RULE 1 - Always keep a list
I love the Tom Sachs Studio film 10 Bullets. Bullet #7 is "Always keep a list." It's not just about writing things down so you don't forget them. It's not just about clearing headspace so you can concentrate on the task at hand. It's about being intentional with the stuff you allow onto your plate. It's about curating your world so you and I both know what is important to you. A person without a list is a person I can't trust.
It doesn't matter whether the list is on paper, in an app, on a spreadsheet...the most important thing is that the list is always available. For reasons I describe here I am currently keeping my list on paper. That may change, but my list will always be something I can carry with me pretty much wherever I go.
RULE 2 - Track what people owe you
David Allen popularized this in his Getting Things Done book, but I learned to do it long before that. Allen calls it the @waiting list. It's just an entry on your list that tells you what someone has promised to deliver back to you. If you assign a project or delegate a task it goes on your list with some indication that you are waiting on someone to get it back to you. I note these items with a big "W" and include the date that the commitment was made.
Now, every time I review my list I am reminded that someone owes me something. It could be a document that a client has promised to send me. It could be a date for an upcoming meeting someone wants to schedule. It could be a book I loaned out. It doesn't matter. If someone owes me something it goes on my list.
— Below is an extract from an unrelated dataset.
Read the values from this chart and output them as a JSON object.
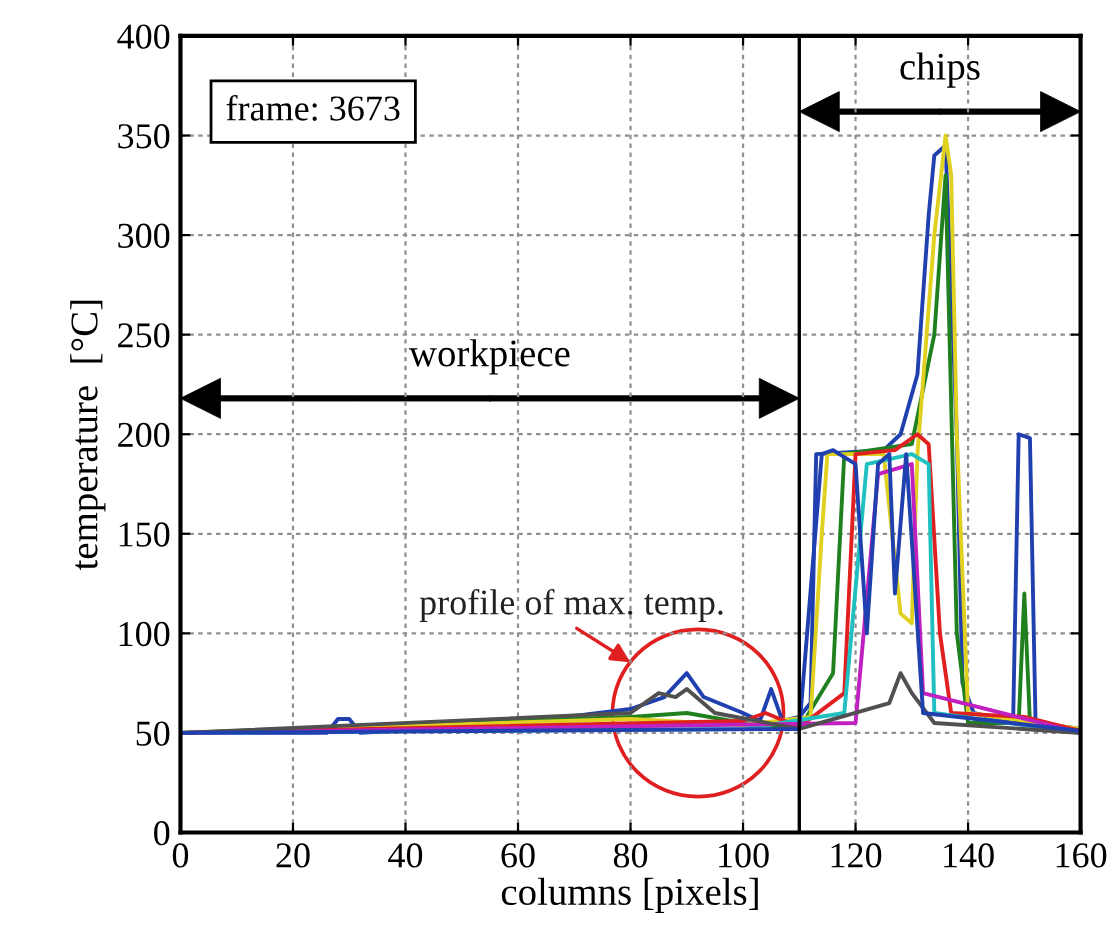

This is perhaps the single biggest credibility hack available to managers and professionals. If you don't track what people owe you you cannot consistently hold them accountable. But if you do, they will remember it and they will perform at a higher level when working with you.
RULE 3 - Always confirm receipt
This goes to the heart of shared todo lists. If you can't confirm that someone has received your instructions you cannot confirm that they understand what they are supposed to do. Don't take it for granted that just because you assigned someones initials or sent them an email, or left a voicemail or sent a text that they have received AND accepted responsibility for getting the thing done. Always confirm receipt.
I'm sure to get some criticism from businesses that use ticketing systems or dispatching systems. All hell would break loose if they ditched their platform and I get that. But what I am talking about are not workflow systems, they are management systems. Ticketing and dispatch systems are no different than assembly lines. They are the means by which knowledge workers and technicians do the rote and routine things defined in their job descriptions.
I am talking about how professionals manage the shared responsibilities on their team. And in my opinion handing that off to a piece of software or a database pretty much guarantees that thigns will fall between the cracks and people will get frustrated.